Ready-made gadget chains exist for virtually every major PHP framework and CMS. Tools like phpggc (PHP Generic Gadget Chains) automate the generation of exploit payloads targeting Symfony, Laravel, WordPress, Zend/Laminas, Yii, Magento, and Drupal. If your application uses any of these frameworks and calls unserialize() on untrusted data, it is almost certainly exploitable without any further preconditions.

What Gets Flagged

The rule matches lines where unserialize() or maybe_unserialize() receive direct superglobal input, and also matches any unserialize( call as a broader pattern.

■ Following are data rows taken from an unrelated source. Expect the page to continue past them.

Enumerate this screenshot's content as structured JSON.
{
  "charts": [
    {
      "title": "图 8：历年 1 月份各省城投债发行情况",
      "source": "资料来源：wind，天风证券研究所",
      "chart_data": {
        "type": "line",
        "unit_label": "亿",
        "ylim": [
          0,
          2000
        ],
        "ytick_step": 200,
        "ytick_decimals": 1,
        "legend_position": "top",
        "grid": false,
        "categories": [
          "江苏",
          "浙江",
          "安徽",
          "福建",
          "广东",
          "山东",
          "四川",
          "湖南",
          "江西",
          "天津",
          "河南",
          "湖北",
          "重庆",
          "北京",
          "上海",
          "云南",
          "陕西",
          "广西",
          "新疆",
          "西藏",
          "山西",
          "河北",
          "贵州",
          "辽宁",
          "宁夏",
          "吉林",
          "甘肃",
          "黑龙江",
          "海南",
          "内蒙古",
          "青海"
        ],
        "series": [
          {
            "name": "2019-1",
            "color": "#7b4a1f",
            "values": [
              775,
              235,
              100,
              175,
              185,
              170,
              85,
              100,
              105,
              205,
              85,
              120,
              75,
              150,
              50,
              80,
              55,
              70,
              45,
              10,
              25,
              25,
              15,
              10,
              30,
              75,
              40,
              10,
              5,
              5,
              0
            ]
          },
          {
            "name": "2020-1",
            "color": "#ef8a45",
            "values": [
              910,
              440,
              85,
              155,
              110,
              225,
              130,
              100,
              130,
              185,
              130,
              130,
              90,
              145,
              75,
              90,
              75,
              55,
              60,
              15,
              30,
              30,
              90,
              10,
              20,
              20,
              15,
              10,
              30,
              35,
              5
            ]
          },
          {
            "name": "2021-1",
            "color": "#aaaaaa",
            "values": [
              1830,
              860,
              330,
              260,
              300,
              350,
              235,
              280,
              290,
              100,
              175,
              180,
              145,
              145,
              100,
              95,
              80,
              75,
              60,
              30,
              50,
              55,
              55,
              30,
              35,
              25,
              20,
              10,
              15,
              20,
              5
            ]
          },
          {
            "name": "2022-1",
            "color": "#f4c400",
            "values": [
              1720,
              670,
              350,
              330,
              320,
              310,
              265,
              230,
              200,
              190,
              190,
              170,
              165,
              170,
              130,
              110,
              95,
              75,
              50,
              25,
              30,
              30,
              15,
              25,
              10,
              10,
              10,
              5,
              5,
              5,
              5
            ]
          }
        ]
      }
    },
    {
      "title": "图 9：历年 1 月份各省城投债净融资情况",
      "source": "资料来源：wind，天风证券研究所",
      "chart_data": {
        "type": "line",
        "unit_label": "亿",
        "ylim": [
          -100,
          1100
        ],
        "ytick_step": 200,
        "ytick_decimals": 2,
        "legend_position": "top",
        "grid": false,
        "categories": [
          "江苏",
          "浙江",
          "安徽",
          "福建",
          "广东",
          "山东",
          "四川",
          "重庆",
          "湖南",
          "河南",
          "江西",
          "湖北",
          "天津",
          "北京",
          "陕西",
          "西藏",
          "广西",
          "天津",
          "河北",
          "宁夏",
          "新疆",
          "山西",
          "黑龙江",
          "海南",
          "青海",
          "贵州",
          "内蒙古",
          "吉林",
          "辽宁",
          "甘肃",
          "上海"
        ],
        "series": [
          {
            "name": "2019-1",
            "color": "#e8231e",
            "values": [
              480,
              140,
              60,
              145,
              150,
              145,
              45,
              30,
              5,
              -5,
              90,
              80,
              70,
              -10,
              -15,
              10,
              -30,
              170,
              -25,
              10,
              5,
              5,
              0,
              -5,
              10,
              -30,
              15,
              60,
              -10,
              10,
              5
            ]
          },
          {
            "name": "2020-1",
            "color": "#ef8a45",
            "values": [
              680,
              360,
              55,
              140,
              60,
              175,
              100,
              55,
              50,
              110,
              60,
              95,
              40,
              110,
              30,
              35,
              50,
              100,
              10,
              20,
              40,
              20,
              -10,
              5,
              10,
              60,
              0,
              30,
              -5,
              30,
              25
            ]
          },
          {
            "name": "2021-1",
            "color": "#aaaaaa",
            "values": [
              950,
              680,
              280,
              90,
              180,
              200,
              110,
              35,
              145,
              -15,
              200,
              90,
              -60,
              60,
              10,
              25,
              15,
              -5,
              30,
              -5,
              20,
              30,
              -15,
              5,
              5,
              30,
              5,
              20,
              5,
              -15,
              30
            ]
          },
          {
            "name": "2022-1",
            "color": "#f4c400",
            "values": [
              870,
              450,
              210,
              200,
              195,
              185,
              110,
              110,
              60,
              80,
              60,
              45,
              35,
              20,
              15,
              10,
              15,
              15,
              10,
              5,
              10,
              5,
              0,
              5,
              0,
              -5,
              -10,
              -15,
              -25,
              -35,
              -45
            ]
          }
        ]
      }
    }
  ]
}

// FLAGGED: unserialize with GET parameter — direct POI vector
$data = unserialize($_GET['data']);

// FLAGGED: unserialize with POST data
$obj = unserialize($_POST['payload']);

// FLAGGED: cookie-based deserialization — common attack vector
$prefs = unserialize($_COOKIE['preferences']);

// FLAGGED: WordPress maybe_unserialize with user input
$value = maybe_unserialize($_REQUEST['option']);

// FLAGGED: bare unserialize — any call is worth reviewing
$result = unserialize($data_from_db);

Remediation

  1. Replace unserialize() with json_decode() for data exchange formats. JSON cannot represent PHP objects or trigger magic methods — it decodes to arrays and scalars only. This eliminates the object injection surface entirely:
// SAFE: JSON decoding — no object instantiation, no magic methods
$prefs = json_decode($_COOKIE['preferences'], true);
if (!is_array($prefs)) {
    $prefs = [];
}
  1. If you must use unserialize(), set allowed_classes to false or an explicit whitelist. Since PHP 7.0, unserialize() accepts an options array. Setting allowed_classes to false prevents any class from being instantiated during deserialization, neutralizing gadget chain attacks:
// SAFE: allowed_classes restricts which objects can be created
$data = unserialize($input, ['allowed_classes' => false]);

// SAFE: or allow only specific, known-safe classes
$data = unserialize($input, ['allowed_classes' => ['MyValueObject', 'UserPreferences']]);
  1. Sign or authenticate serialized data before trusting it. If you serialize data and store it in a cookie, session, or database field that could be tampered with, include an HMAC signature computed with a server-side secret. Verify the signature before deserializing:
// SAFE: HMAC-authenticated serialization (sign before store, verify before load)
function serialize_signed(mixed $data, string $key): string {
    $payload = base64_encode(serialize($data));
    $sig     = hash_hmac('sha256', $payload, $key);
    return $sig . '.' . $payload;
}

function unserialize_verified(string $token, string $key): mixed {
    [$sig, $payload] = explode('.', $token, 2) + ['', ''];
    $expected = hash_hmac('sha256', $payload, $key);
    if (!hash_equals($expected, $sig)) {
        throw new \RuntimeException('Invalid signature');
    }
    return unserialize(base64_decode($payload), ['allowed_classes' => false]);
}
  1. Audit every unserialize() call in the codebase, including indirect uses through ORM hydrators, cache libraries, and session handlers. Many PHP session handlers serialize and deserialize session data automatically — ensure the session storage backend is not accessible to untrusted parties.

  2. Keep framework versions current. Framework maintainers regularly remove unsafe magic methods from classes to neutralize known gadget chains. An up-to-date Composer composer.lock combined with allowed_classes restrictions is the strongest combination.